People in California have a higher opinion of the quality and the value of wine produced in their state than do residents of the other 49 states. This phenomenon, dubbed “the Sierra gap,” (no, after the Sierra Nevada mountains, not Sierra Carche!) comes from the 2008 Wine Market Council survey. Fully 63 percent of Californians think that California wine offers better quality than similar wines as compared to 54 percent of respondents not from California. And in the question of value, the split was even wider at 73 percent versus 58 percent.
This fascinating finding may bear upon our discussion of around the comments from wine importer Bobby Kacher about why so few tasty American wines under $12?
I asked John Gillespie, president of the the Wine Market Council how his survey data differ from the annual Gallup poll, which we discussed recently. As a reminder, our description on the Gallup wine drinkers: “If an alien landed in a room full American wine drinkers, it would meet mostly college educated, AARP eligible women, probably not from the midwest.”
Gillespie writes to describe how his results compare to Gallup:
You will see that among core wine drinkers (those who drink wine once a week or more often) there is a slight tilt in the direction of males. You’ll also see the a higher percentage of males are reporting an increase in their wine consumption. And when you look at the gender ratio by generation, you will see that younger groups are either gender neutral, or, in fact, skew male. So while the college educated AARP eligible female wine drinker does exist, we should keep in mind that just down the bar there are a couple of guys in their 20s drinking Malbec and texting their friends to come join them.

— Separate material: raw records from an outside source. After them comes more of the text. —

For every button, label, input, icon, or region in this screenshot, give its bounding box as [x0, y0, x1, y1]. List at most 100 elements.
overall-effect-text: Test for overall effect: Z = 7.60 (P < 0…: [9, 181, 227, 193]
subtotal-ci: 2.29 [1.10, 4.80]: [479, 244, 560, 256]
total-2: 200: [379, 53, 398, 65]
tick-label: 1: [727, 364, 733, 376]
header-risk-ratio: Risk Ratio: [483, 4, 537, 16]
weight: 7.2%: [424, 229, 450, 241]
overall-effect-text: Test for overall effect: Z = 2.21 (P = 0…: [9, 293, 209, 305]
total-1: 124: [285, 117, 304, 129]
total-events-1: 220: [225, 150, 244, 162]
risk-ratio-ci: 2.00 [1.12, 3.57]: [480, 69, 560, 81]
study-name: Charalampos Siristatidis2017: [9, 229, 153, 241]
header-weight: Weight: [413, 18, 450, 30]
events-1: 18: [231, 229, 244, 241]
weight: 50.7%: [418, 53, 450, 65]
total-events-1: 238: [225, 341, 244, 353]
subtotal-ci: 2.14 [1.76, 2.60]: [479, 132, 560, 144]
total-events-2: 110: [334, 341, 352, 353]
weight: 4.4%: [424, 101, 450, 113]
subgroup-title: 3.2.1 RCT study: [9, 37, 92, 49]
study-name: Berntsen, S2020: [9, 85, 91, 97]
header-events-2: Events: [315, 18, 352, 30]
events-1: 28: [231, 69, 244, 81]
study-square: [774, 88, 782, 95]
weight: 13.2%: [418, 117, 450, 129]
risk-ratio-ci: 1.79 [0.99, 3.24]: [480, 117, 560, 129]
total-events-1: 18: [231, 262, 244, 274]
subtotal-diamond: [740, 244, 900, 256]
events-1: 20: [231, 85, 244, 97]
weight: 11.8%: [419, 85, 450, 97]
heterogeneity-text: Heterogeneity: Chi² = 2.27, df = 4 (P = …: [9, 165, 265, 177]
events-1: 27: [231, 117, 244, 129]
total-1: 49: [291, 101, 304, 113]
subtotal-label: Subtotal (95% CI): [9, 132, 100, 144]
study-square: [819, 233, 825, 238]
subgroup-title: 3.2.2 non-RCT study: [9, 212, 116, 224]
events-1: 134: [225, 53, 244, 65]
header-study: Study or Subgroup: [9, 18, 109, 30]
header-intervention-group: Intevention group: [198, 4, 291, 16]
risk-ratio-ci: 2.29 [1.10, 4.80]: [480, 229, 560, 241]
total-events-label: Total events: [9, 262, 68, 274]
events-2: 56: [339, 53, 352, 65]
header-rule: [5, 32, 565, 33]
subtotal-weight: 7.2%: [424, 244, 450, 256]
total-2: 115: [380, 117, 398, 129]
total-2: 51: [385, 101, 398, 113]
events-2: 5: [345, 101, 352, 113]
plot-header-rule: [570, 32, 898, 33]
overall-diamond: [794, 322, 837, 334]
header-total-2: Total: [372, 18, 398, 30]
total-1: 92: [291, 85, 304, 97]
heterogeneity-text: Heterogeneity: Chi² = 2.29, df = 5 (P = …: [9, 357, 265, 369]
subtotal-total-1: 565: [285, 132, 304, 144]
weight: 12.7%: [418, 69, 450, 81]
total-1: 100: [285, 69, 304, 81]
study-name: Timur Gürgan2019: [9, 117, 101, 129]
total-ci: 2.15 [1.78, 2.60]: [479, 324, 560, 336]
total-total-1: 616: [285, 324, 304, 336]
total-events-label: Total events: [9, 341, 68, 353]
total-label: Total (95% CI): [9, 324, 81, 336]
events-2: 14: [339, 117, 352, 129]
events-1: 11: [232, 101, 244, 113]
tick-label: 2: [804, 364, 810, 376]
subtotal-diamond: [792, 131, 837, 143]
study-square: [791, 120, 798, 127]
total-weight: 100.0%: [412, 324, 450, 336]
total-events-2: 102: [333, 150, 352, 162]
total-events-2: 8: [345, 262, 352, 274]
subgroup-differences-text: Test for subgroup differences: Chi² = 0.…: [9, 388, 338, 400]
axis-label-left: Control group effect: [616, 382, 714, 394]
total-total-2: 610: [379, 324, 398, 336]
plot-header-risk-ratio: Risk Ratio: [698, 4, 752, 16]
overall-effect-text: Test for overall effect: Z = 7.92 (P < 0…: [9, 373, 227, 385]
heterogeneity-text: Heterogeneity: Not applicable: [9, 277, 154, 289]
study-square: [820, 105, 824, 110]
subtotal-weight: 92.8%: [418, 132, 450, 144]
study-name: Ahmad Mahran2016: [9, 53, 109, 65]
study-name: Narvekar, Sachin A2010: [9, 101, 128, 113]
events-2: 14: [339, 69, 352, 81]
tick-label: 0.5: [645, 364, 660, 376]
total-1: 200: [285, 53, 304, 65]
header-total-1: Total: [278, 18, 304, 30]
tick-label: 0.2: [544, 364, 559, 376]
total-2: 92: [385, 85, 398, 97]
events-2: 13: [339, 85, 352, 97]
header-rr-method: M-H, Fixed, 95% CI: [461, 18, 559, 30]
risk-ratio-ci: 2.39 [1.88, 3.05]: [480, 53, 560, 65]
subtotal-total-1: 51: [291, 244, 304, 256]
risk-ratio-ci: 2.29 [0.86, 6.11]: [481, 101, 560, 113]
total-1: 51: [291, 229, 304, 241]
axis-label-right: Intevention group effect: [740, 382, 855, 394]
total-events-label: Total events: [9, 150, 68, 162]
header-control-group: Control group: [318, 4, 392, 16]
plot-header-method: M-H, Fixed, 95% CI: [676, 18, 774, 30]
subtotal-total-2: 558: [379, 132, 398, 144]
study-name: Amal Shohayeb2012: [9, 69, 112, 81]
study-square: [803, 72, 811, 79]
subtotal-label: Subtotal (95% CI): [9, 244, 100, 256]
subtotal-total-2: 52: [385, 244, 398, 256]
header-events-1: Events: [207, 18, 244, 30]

Among wine drinkers (also from the 2008 Wine Market Council survey of U.S. wine drinkers) is is true that a higher percentage of females (69%) say they prefer wine to other forms of beverage alcohol (56% of males say this). But
the reality is that among core wine drinkers (who account for about 90% of all wine consumed) there are more males than females, and that younger wine drinkers skew male, not female.
The Wine Market Council data also show that the youngest drinkers, a large generation younger than about 32 known as millennials, already consume the second most wine as a group and have the fastest growth rate at 46 percent. That’s quite a contrast to Europe, where younger drinkers are drinking less wine.
Slides after the jump.
The Wine Market Council describes itself as “a non-profit association of grape growers, wine producers, importers, wholesalers, and other affiliated businesses and organizations. The council’s mission is to establish the widespread acceptance of wine as a rewarding part of American culture and to encourage the responsible enjoyment of wine by current and future generations of adults in the United States.”